How many empty strings can you fit at the beginning of a string? Mu

The student said to the teacher,

Teacher, I believe that I have found the nature of the empty string. The empty string is like a particle of dust, and it floats freely through a string as dust floats freely through the room, glistening in a beam of sunlight.

The teacher responded to the student,

Hmm. A fine notion. Now tell me, where is the dust, and where is the sunlight?

The teacher struck the student with a strap and instructed him to continue his meditation.

Answer 2

Well, if it helps, you can think of "FOO" as "" + "FOO".

Answer 3

int number_of_empty_strings_in_string_named_text = text.length() + 1

All characters are separated by an empty String. Additionally empty String is present at the beginning and at the end.

Answer 4

Using an algebraic approach, "" is the neutral element of string concatenation: x + "" == x and "" + x == x (although + is non commutative here).

Then it must also be:

x.indexOf ( y ) == i and i != -1 
<==> x.substring ( 0, i ) + y + x.substring ( i + y.length () ) == x

when y = "", this holds if i == 0 and x.substring ( 0, 0 ) == "". I didn't design Java, but I guess mathematicians participated in it...

Answer 5

By using the expression "", you are actually referring to a null string. A null string is an ethereal tag placed on something that exists only to show that there is a lack of anything at this location.

So, by saying "".indexOf( "" ), you are really asking the interpreter:

Where does a string value of null exist in my null string?

It returns a zero, since the null is at the beginning of the non-existent null string.

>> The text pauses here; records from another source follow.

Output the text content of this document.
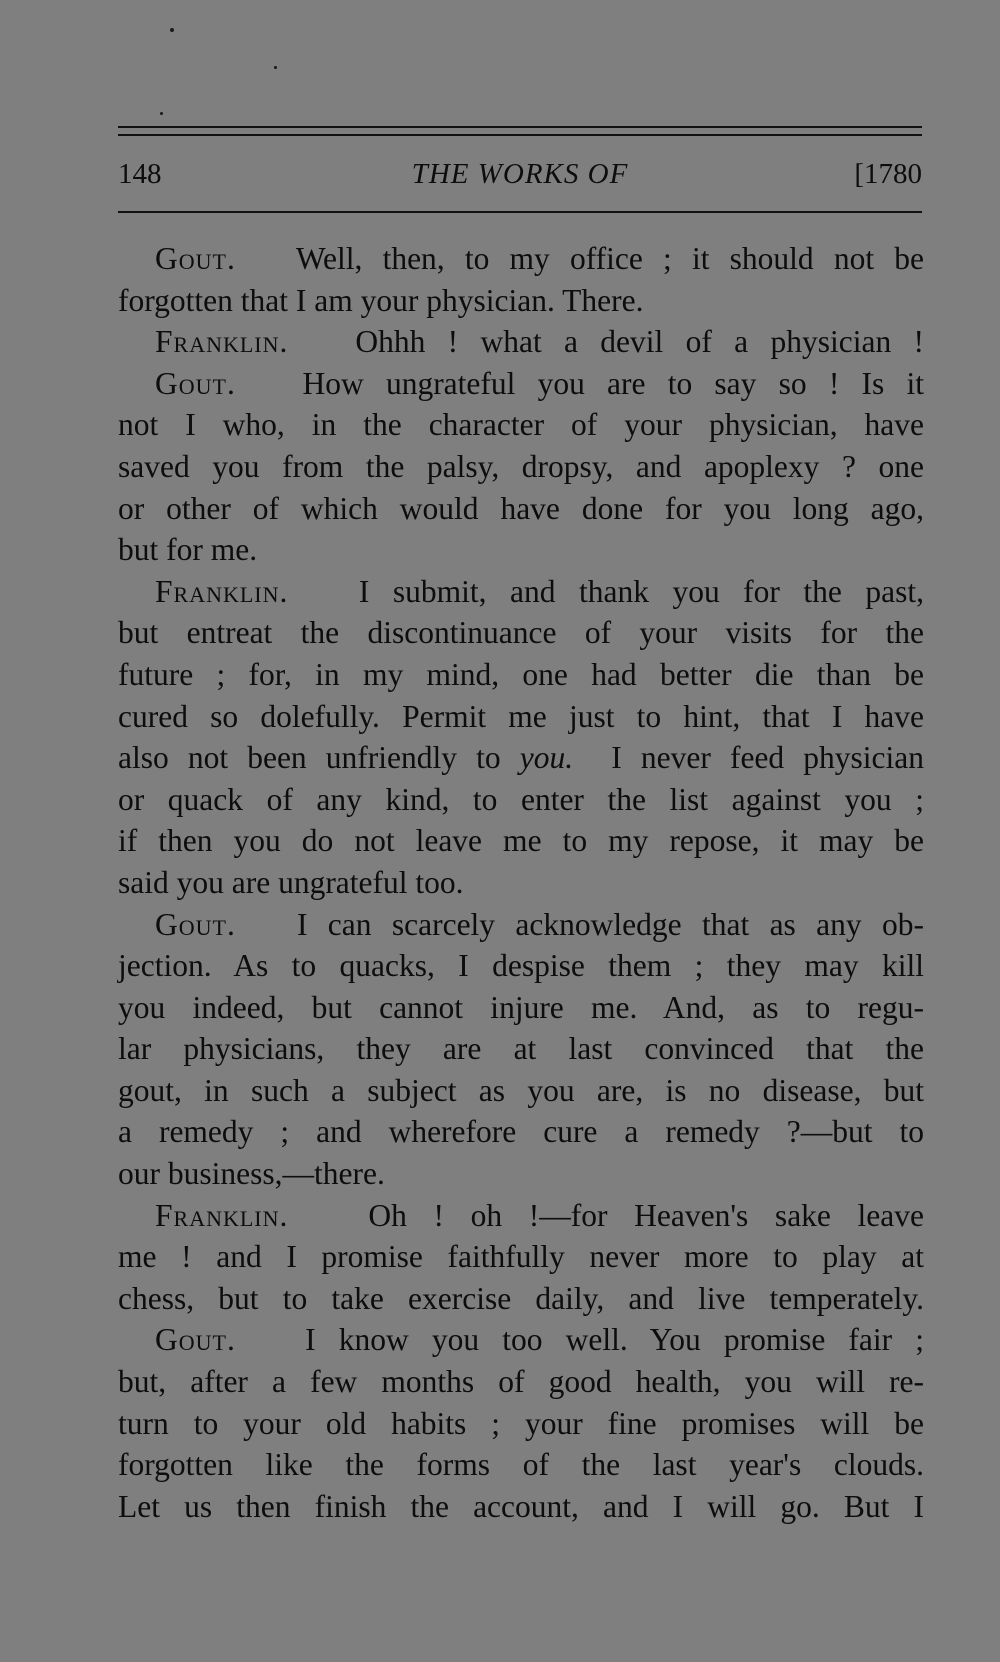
148	THE WORKS OF	[1780
Gout. Well, then, to my office ; it should not be
forgotten that I am your physician. There.
Franklin. Ohhh ! what a devil of a physician !
Gout. How ungrateful you are to say so ! Is it
not I who, in the character of your physician, have
saved you from the palsy, dropsy, and apoplexy ? one
or other of which would have done for you long ago,
but for me.
Franklin. I submit, and thank you for the past,
but entreat the discontinuance of your visits for the
future ; for, in my mind, one had better die than be
cured so dolefully. Permit me just to hint, that I have
also not been unfriendly to you. I never feed physician
or quack of any kind, to enter the list against you ;
if then you do not leave me to my repose, it may be
said you are ungrateful too.
Gout. I can scarcely acknowledge that as any ob-
jection. As to quacks, I despise them ; they may kill
you indeed, but cannot injure me. And, as to regu-
lar physicians, they are at last convinced that the
gout, in such a subject as you are, is no disease, but
a remedy ; and wherefore cure a remedy ?—but to
our business,—there.
Franklin.	Oh ! oh !—for Heaven's sake leave
me ! and I promise faithfully never more to play at
chess, but to take exercise daily, and live temperately.
Gout. I know you too well. You promise fair ;
but, after a few months of good health, you will re-
turn to your old habits ; your fine promises will be
forgotten like the forms of the last year's clouds.
Let us then finish the account, and I will go. But I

To add anything to the string would now make it a non-null string... null can be thought of as the absence of everything, even nothing.

Answer 6

if we look inside of String implementation for a method "foo".indexOf(""), we arrive at this method:

public int indexOf(String str) {
    byte coder = coder();
    if (coder == str.coder()) {
        return isLatin1() ? StringLatin1.indexOf(value, str.value)
                          : StringUTF16.indexOf(value, str.value);
    }
    if (coder == LATIN1) {  // str.coder == UTF16
        return -1;
    }
    return StringUTF16.indexOfLatin1(value, str.value);
}

If we look inside of any of the called indexOf(value, str.value) methods we find a condition that says:

if the second parameter (string we are searching for) length is 0 return 0:

 public static int indexOf(byte[] value, byte[] str) {
    if (str.length == 0) {
        return 0;
    }
    ...

This is just defensive coding for an edge case, and it is necessary because in the next method that is called to do actual searching by comparing bytes of the string (string is a byte array) it would otherwise have resulted in an ArrayIndexOutOfBounds exception:

public static int indexOf(byte[] value, int valueCount, byte[] str, int strCount, int fromIndex) {
        byte first = str[0];
...